Crémaillère accrochée au silence, je bute encore sur le linge où tu te caches. Il appartient aux étoiles de travailler à la construction de l’infini. Nous parlerons à la terre, aux herbes et aux fruits. Un mot suffira à dilater nos clapotis d’enfant. Nous ressusciterons comme les vieux troncs d’oliviers fendus par le froid sibérien.

De jeunes pousses sont déjà incrustées à la paume de nos mains. Dorénavant, pour saisir les heures enfuies, nous tremblerons comme l’air détonne avec le tonnerre. Rien n’a plus d’audace que le jour pour terrasser toute une nuit. L’intervalle est capital, il retient la bonté du ciel. Il doit y avoir une autre mer, un autre océan, une clé d’eau et de sel. Je nage à hauteur des vagues du monde, je cherche une poésie plus tendue et résonnante. Je ne me retiens pas dans la harde embaumée des enchères du monde. Mes meilleurs sentiments accompagnent l’odeur des éclairs. 

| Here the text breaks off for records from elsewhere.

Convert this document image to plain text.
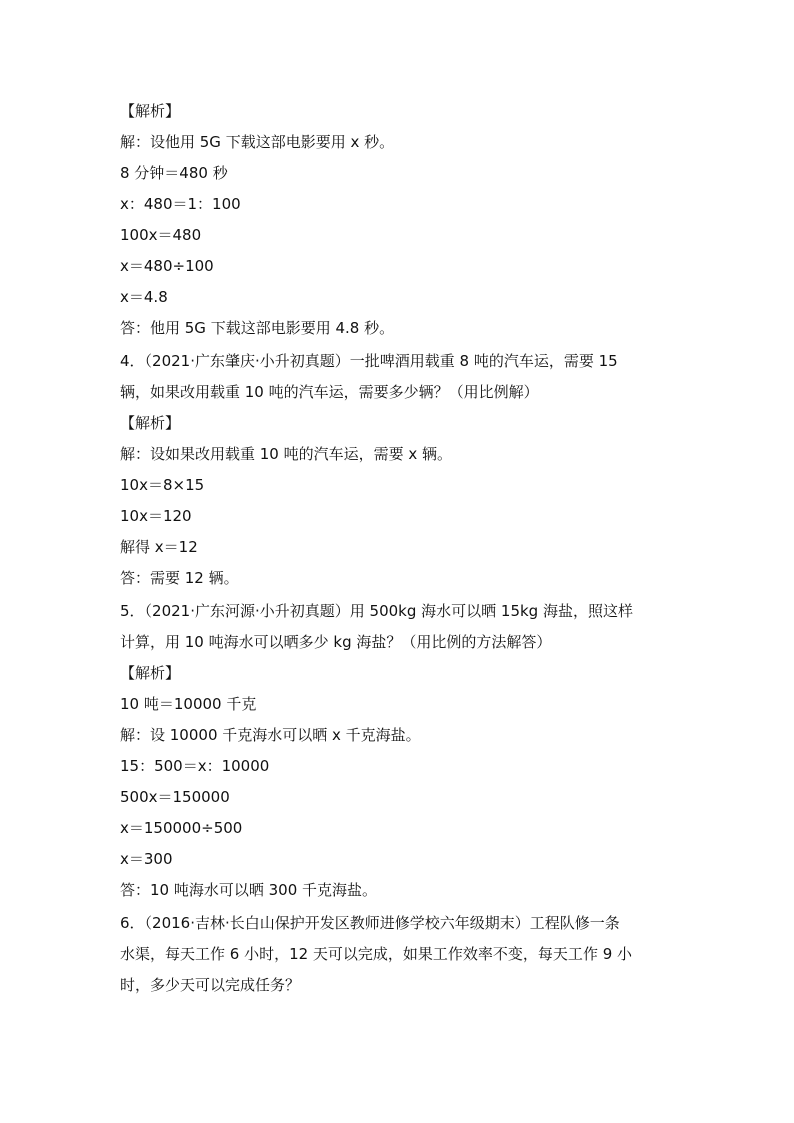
【解析】
解：设他用 5G 下载这部电影要用 x 秒。
8 分钟＝480 秒
x：480＝1：100
100x＝480
x＝480÷100
x＝4.8
答：他用 5G 下载这部电影要用 4.8 秒。
4．（2021·广东肇庆·小升初真题）一批啤酒用载重 8 吨的汽车运，需要 15
辆，如果改用载重 10 吨的汽车运，需要多少辆？（用比例解）
【解析】
解：设如果改用载重 10 吨的汽车运，需要 x 辆。
10x＝8×15
10x＝120
解得 x＝12
答：需要 12 辆。
5．（2021·广东河源·小升初真题）用 500kg 海水可以晒 15kg 海盐，照这样
计算，用 10 吨海水可以晒多少 kg 海盐？（用比例的方法解答）
【解析】
10 吨＝10000 千克
解：设 10000 千克海水可以晒 x 千克海盐。
15：500＝x：10000
500x＝150000
x＝150000÷500
x＝300
答：10 吨海水可以晒 300 千克海盐。
6．（2016·吉林·长白山保护开发区教师进修学校六年级期末）工程队修一条
水渠，每天工作 6 小时，12 天可以完成，如果工作效率不变，每天工作 9 小
时，多少天可以完成任务？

La surprise, c’est lorsque l’inattendu vient frapper à la porte. Le sublime, c’est lorsqu’on est face à face avec son destin, les yeux inondés par le soleil. Pour s’initier à l’artisanat de la joie, il est indispensable d’être soi entièrement et de s’oublier d’un même élan. Il n’est pas facile de résister à l’angoisse ; celui qui réussit tout à la fois à être mal et à s’en plaindre commémore sans le savoir le cycle de son impuissance à être heureux. 

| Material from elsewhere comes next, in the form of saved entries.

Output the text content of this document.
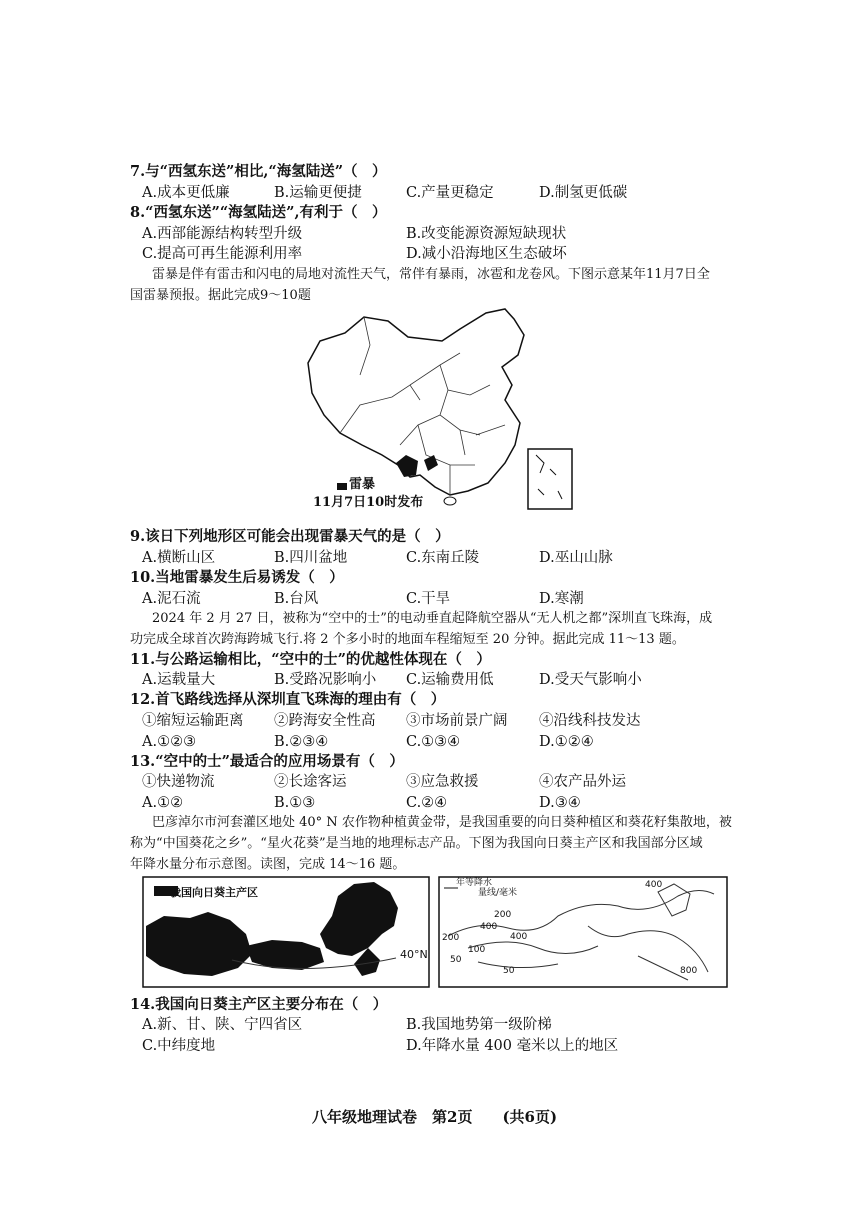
7.与“西氢东送”相比,“海氢陆送”（　）
A.成本更低廉	B.运输更便捷	C.产量更稳定	D.制氢更低碳
8.“西氢东送”“海氢陆送”,有利于（　）
A.西部能源结构转型升级	B.改变能源资源短缺现状
C.提高可再生能源利用率	D.减小沿海地区生态破坏
雷暴是伴有雷击和闪电的局地对流性天气，常伴有暴雨，冰雹和龙卷风。下图示意某年11月7日全
国雷暴预报。据此完成9～10题
雷暴
11月7日10时发布
9.该日下列地形区可能会出现雷暴天气的是（　）
A.横断山区	B.四川盆地	C.东南丘陵	D.巫山山脉
10.当地雷暴发生后易诱发（　）
A.泥石流	B.台风	C.干旱	D.寒潮
2024 年 2 月 27 日，被称为“空中的士”的电动垂直起降航空器从“无人机之都”深圳直飞珠海，成
功完成全球首次跨海跨城飞行.将 2 个多小时的地面车程缩短至 20 分钟。据此完成 11～13 题。
11.与公路运输相比，“空中的士”的优越性体现在（　）
A.运载量大	B.受路况影响小 C.运输费用低	D.受天气影响小
12.首飞路线选择从深圳直飞珠海的理由有（　）
①缩短运输距离 ②跨海安全性高 ③市场前景广阔 ④沿线科技发达
A.①②③	B.②③④	C.①③④	D.①②④
13.“空中的士”最适合的应用场景有（　）
①快递物流	②长途客运	③应急救援	④农产品外运
A.①②	B.①③	C.②④	D.③④
巴彦淖尔市河套灌区地处 40° N 农作物种植黄金带，是我国重要的向日葵种植区和葵花籽集散地，被
称为“中国葵花之乡”。“星火花葵”是当地的地理标志产品。下图为我国向日葵主产区和我国部分区域
年降水量分布示意图。读图，完成 14～16 题。
我国向日葵主产区
40°N
年等降水
量线/毫米
400
200
400
400
200
100
50
50	800
14.我国向日葵主产区主要分布在（　）
A.新、甘、陕、宁四省区	B.我国地势第一级阶梯
C.中纬度地	D.年降水量 400 毫米以上的地区
八年级地理试卷　第2页　　(共6页)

Il me plait quelquefois d’entretenir avec moi un dialogue de sourd et de me parler avec le langage des signes. Code approprié à l’exclamation de mes interrogations. D’ailleurs, un mot dévoilé et dévêtu, reconnu et sans mystère, n’est plus vraiment le messager d’aucune règle, d’aucune signifiance, il sonne juste d’une musique creuse. Un rêve qui ne transforme pas le quotidien, n’est qu’un songe mélancolique. Pour se réinventer chaque jour, il me faut oublier toutes les pensées qui sont l’obstacle à la métamorphose créatrice.

Tu sais, la vie, les encombres, les soucis peinés et les joies fugaces, tout me laisse croire que l’existence n’a d’autre chemin que celui de sa propre déflagration, et que c’est pour cela qu’on avance. On cherche toujours ce que l’on n’a pas et, un jour plus lumineux que les autres, on croit souvent bêtement que si l’on s’entête on parviendra à atteindre les étoiles cachées en nous-mêmes. Nous ne sommes pourtant pas dépouillés des beautés qui dansent tout autour de nous. Tu vois, en ce qui me concerne, lorsque je suis privé de joie ou d’étincelles, je fais semblant. Et je peux t’assurer que ce n’est pas pire que bien d’autres alternatives hypocrites. Bien au contraire, à me déjouer ainsi, j’en viens à mieux m’accepter dans ce grand théâtre sociétal. Ma raison est la source des codes qui me maintiennent debout, mais elle est, aussi, le bord de la falaise de laquelle je m’élance. 

Ecrire n’est pas une liberté nouvelle, c’est l’explosion de l’humeur que l’on ne peut contenir, c’est l’organisation désorganisée des rites de l’émotion. Chaque graine reconnaît dans sa chair le projet un peu fou de la transformation qui lui permettra d’accéder à la lumière.